O centrista elencou que o seu grupo parlamentar propôs "um contrato de transparência", que permitisse "dizer às pessoas que estão em idade ativa qual é a pensão a que terão direito, qual é a reforma a que terão direito quando, daqui a 10 anos, 20 anos, 30 anos, se reformarem".

"Em relação àquelas situações de todas aquelas pessoas que acharem que vão receber menos do que aquilo que precisam, o CDS tinha outra proposta, que era de acionar um sistema de capitalização público, de seguro voluntário, em que as pessoas podiam descontar mais dinheiro e eram obrigatoriamente acompanhadas das entidades patronais e, no caso dos funcionários públicos, pelo Estado, para que houvesse cada vez mais uma componente maior voluntária de aforro e de poupança", referiu.

Anacoreta Correia advogou que "o CDS fez aqui uma proposta muito concreta, dirigida a resolver um problema de reforma e de futuro".

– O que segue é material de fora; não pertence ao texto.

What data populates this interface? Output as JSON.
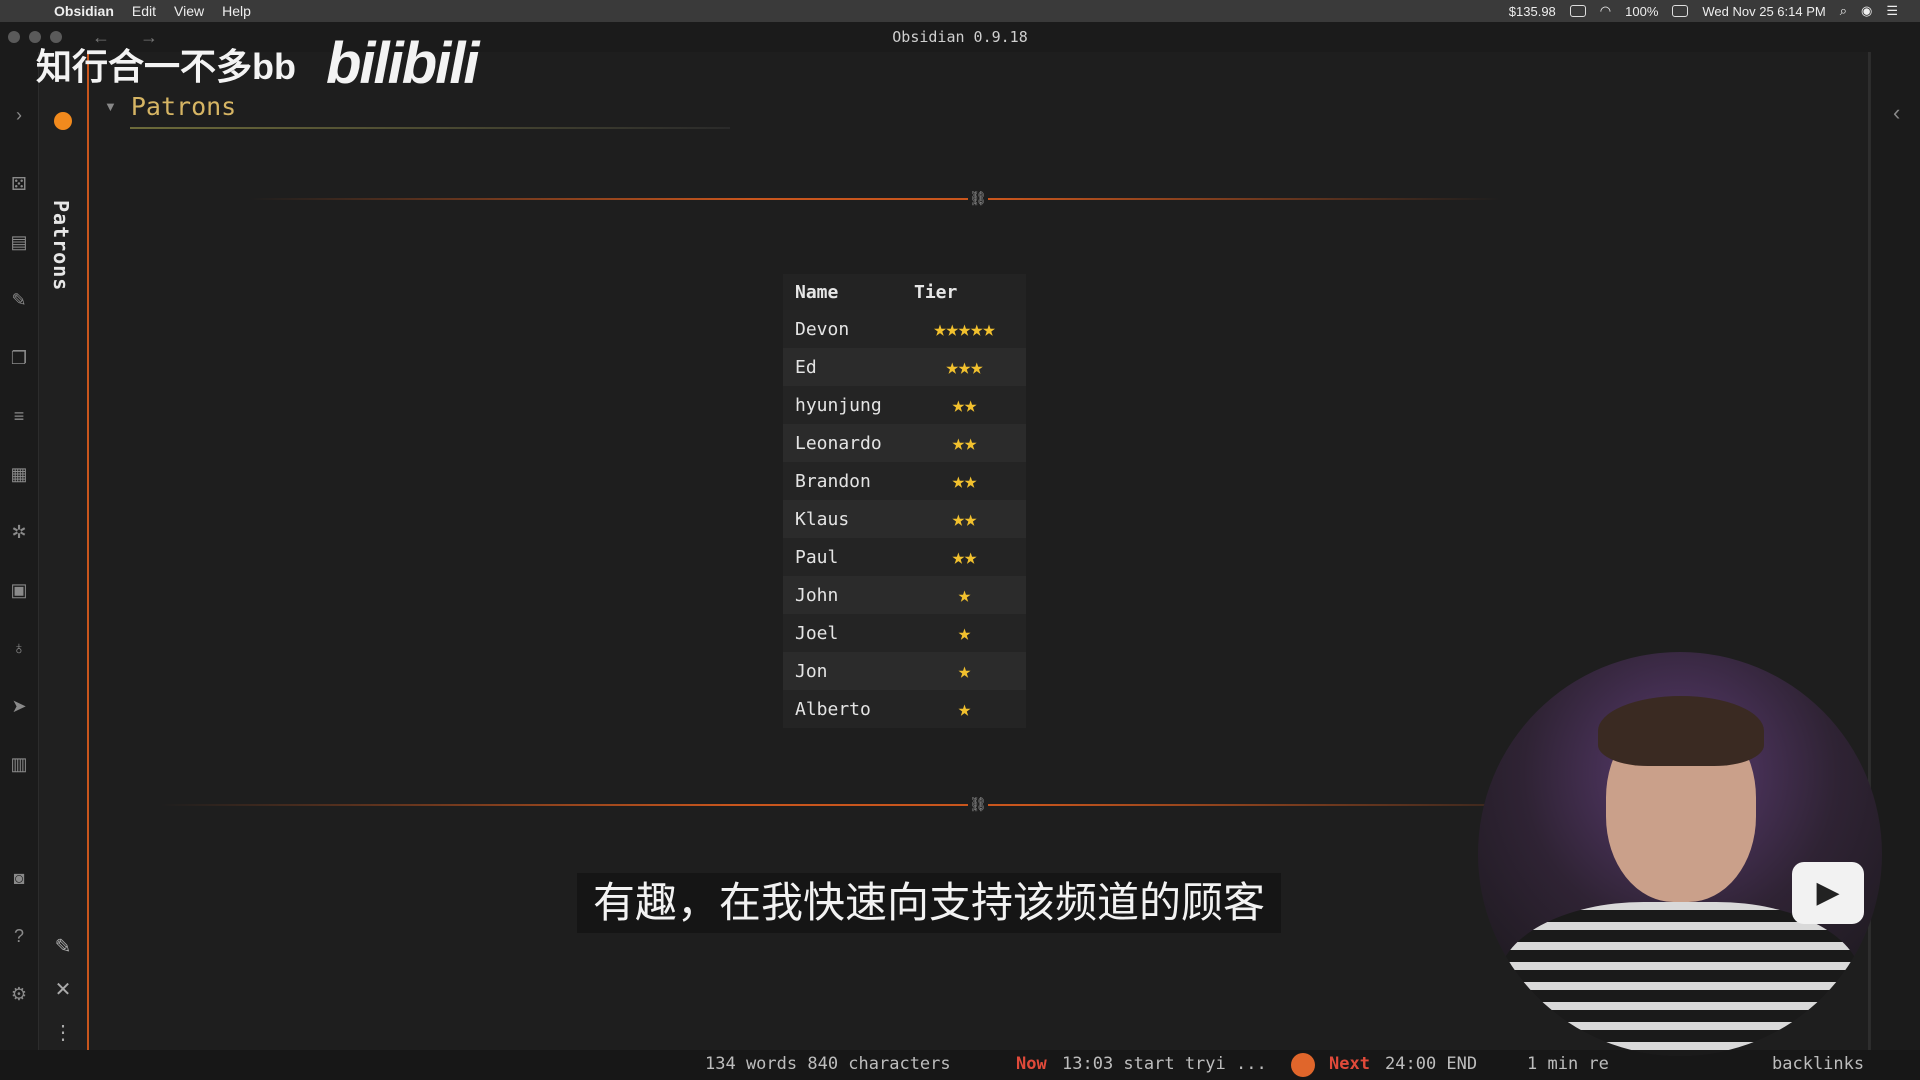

"E a verdade é que nem para um problema tão simples e tão concreto tivemos a abertura desta maioria, por razões ideológicas fecha os olhos a problemas que são estruturais e com os quais nós nos confrontaremos no futuro", criticou.

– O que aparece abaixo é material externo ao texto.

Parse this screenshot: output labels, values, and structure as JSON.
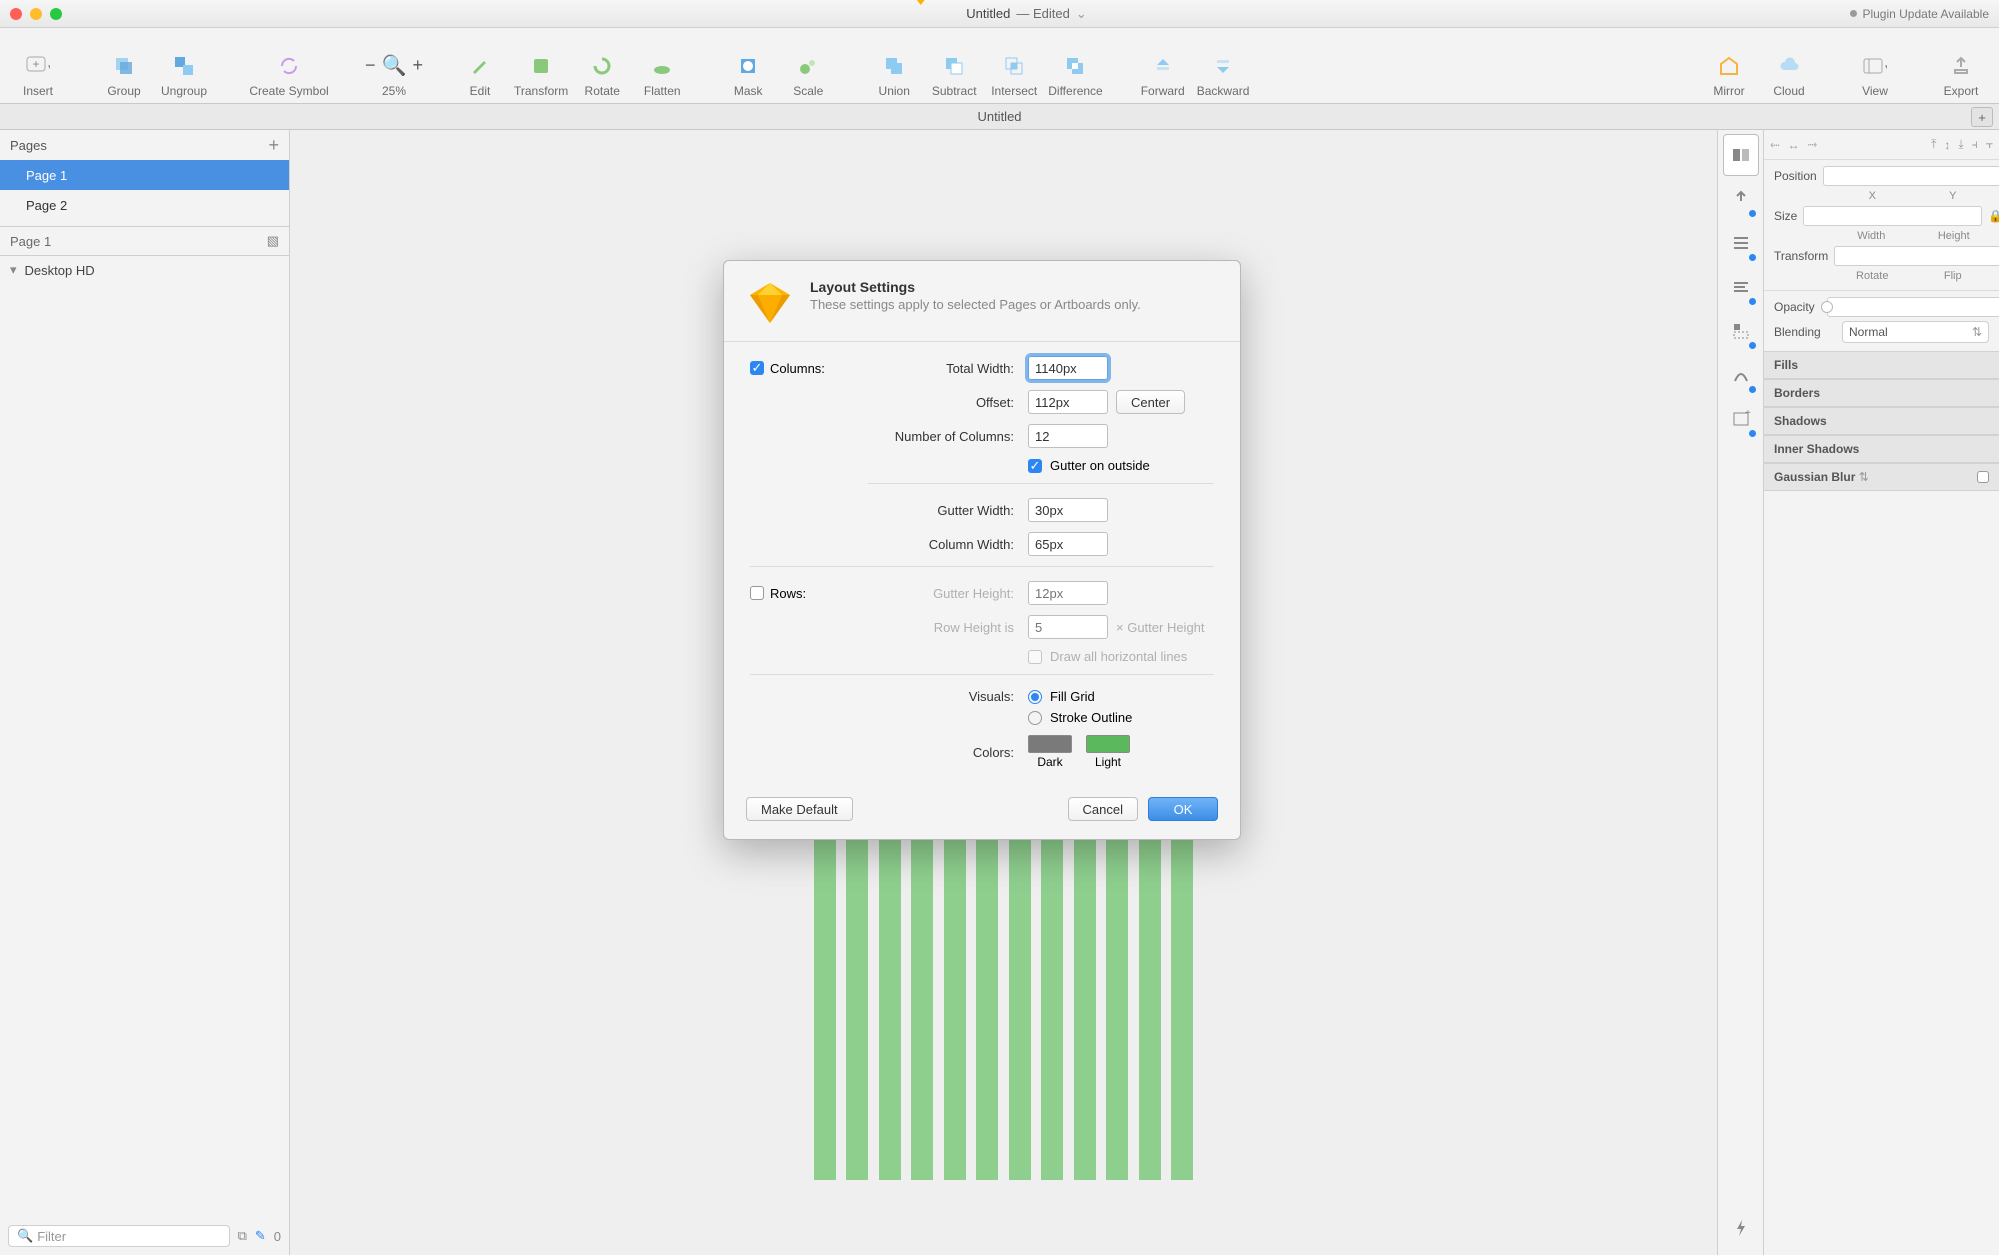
{
  "titlebar": {
    "doc_name": "Untitled",
    "edited": "— Edited",
    "plugin_notice": "Plugin Update Available"
  },
  "toolbar": {
    "insert": "Insert",
    "group": "Group",
    "ungroup": "Ungroup",
    "create_symbol": "Create Symbol",
    "zoom_pct": "25%",
    "edit": "Edit",
    "transform": "Transform",
    "rotate": "Rotate",
    "flatten": "Flatten",
    "mask": "Mask",
    "scale": "Scale",
    "union": "Union",
    "subtract": "Subtract",
    "intersect": "Intersect",
    "difference": "Difference",
    "forward": "Forward",
    "backward": "Backward",
    "mirror": "Mirror",
    "cloud": "Cloud",
    "view": "View",
    "export": "Export"
  },
  "doc_tab": "Untitled",
  "left": {
    "pages_label": "Pages",
    "page_items": [
      "Page 1",
      "Page 2"
    ],
    "layers_header": "Page 1",
    "layer_item": "Desktop HD",
    "filter_placeholder": "Filter",
    "count": "0"
  },
  "dialog": {
    "title": "Layout Settings",
    "subtitle": "These settings apply to selected Pages or Artboards only.",
    "columns_label": "Columns:",
    "rows_label": "Rows:",
    "total_width_label": "Total Width:",
    "total_width_value": "1140px",
    "offset_label": "Offset:",
    "offset_value": "112px",
    "center_btn": "Center",
    "num_cols_label": "Number of Columns:",
    "num_cols_value": "12",
    "gutter_outside_label": "Gutter on outside",
    "gutter_width_label": "Gutter Width:",
    "gutter_width_value": "30px",
    "column_width_label": "Column Width:",
    "column_width_value": "65px",
    "gutter_height_label": "Gutter Height:",
    "gutter_height_placeholder": "12px",
    "row_height_label": "Row Height is",
    "row_height_placeholder": "5",
    "row_height_suffix": "× Gutter Height",
    "draw_horiz_label": "Draw all horizontal lines",
    "visuals_label": "Visuals:",
    "fill_grid": "Fill Grid",
    "stroke_outline": "Stroke Outline",
    "colors_label": "Colors:",
    "dark_label": "Dark",
    "light_label": "Light",
    "make_default": "Make Default",
    "cancel": "Cancel",
    "ok": "OK",
    "dark_color": "#7a7a7a",
    "light_color": "#5cb85c"
  },
  "inspector": {
    "position": "Position",
    "x": "X",
    "y": "Y",
    "size": "Size",
    "width": "Width",
    "height": "Height",
    "transform": "Transform",
    "rotate": "Rotate",
    "flip": "Flip",
    "opacity": "Opacity",
    "blending": "Blending",
    "blend_value": "Normal",
    "fills": "Fills",
    "borders": "Borders",
    "shadows": "Shadows",
    "inner_shadows": "Inner Shadows",
    "gaussian_blur": "Gaussian Blur"
  }
}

Apontando que "a poupança é um dado que não pode ser retirado desta equação", o deputado defendeu ser necessário "ajudar as pessoas a planear o seu futuro para que amanhã, quando se reformarem, terem trabalhado numa solução que acondiciona as suas necessidades no futuro".

"Ora, uma proposta que é muito clara, que não tem nenhuma componente ideológica, foi chumbada por esta maioria de esquerda, em nome de quê? Em nome de recusar um problema que existe, de fechar os olhos à realidade e, sobretudo, fechar os olhos aos portugueses que amanhã estarão certamente confrontados com uma dessas decisões, e que os governos, inevitavelmente, tenderão a adiar por razões eleitorais", salientou.

Sobre o estudo, o deputado considerou ser "muito importante a sociedade civil fazer estes alertas, fazer estes estudos, porque o debate político muitas vezes está prisioneiro das agendas eleitorais, como é o caso deste ano".

"Quem tem responsabilidades, como é o caso do Governo e dos partidos que apoiam esta maioria, preferem olhar para um problema que é um problema estrutural, e que atravessa várias gerações, numa perspetiva que é meramente anual e muito presa da circunstância atual", declarou.